Latest revision as of 16:07, 13 August 2010

Scalix Wiki -> How-Tos -> Postfix integration with multiple domains

This setup has been tested on openSUSE 10.2 running Scalix 11.1. The configuration may slightly differ for other distros, but that's not part of this article.

Portions here have been taken from http://www.scalix.com/wiki/index.php?title=HowTos/Complete_Postfix (especially the sasl/ldap integration).

Let's assume your scalix is handling mail for mydomain1.com, mydomain2.com and your MTA is also backup MX for foreigndomain1.com.

It is assumed that scalix and postfix run on the same server.

installing postfix

Install postfix and delete sendmail package through YaST -> Software Management.
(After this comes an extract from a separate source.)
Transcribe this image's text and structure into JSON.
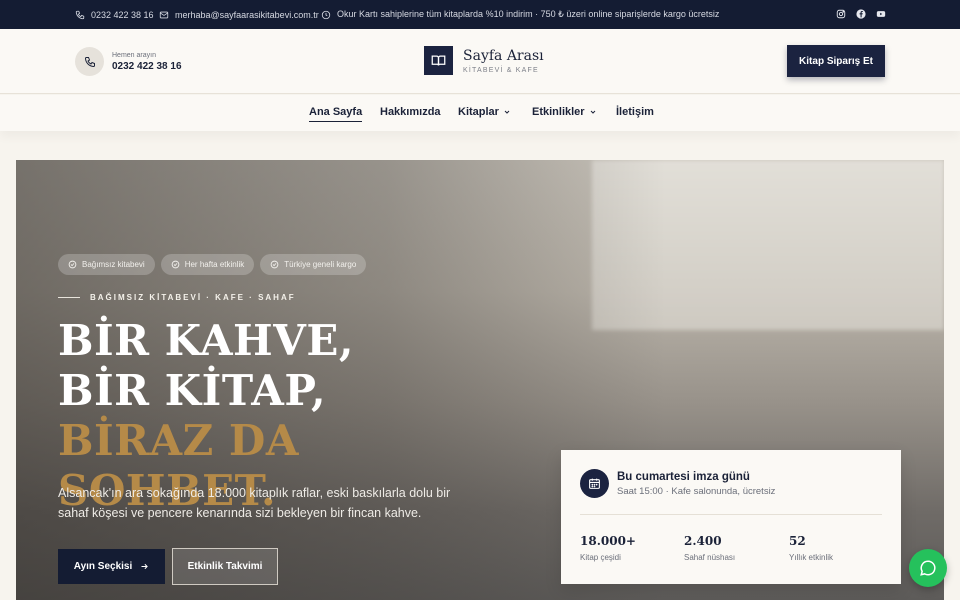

Select ignore conflicts when YaST starts complaining that sendmail is needed by other packages (i.e. scalix).

set scalix to listen on higher port

In order to switch scalix to listenon higher port add the line

LISTEN=localhost:10026

To activate the change execute /etc/init.d/scalix restart

set up sasl authentication against scalix user base

Edit /etc/sysconfig/saslauthd to look like this

SASLAUTHD_AUTHMECH=ldap

Create /etc/saslauthd.conf

ldap_servers: ldap://localhost:389/
ldap_search_base: o=Scalix
ldap_auth_method: bind
ldap_filter: omUlAuthid=%u
ldap_version: 3
ldap_bind_dn: cn=sxadmin,o=scalix
ldap_bind_pw: password

Replace password with your sxadmin's password

Edit /etc/sasl2/smtpd.conf to look like this

pwcheck_method: saslauthd
mech_list: plain login

To activate the change execute rcsaslauthd restart

prepare your transport file

Create /etc/postfix/my_transport file

mydomain1.com                 smtp:[localhost]:10026
mydomain2.com                 smtp:[localhost]:10026

# If you relay mail for non-local domains add something like this
foreigndomain1.com            smtp:[foreigndomain1_primary_mail_server.com]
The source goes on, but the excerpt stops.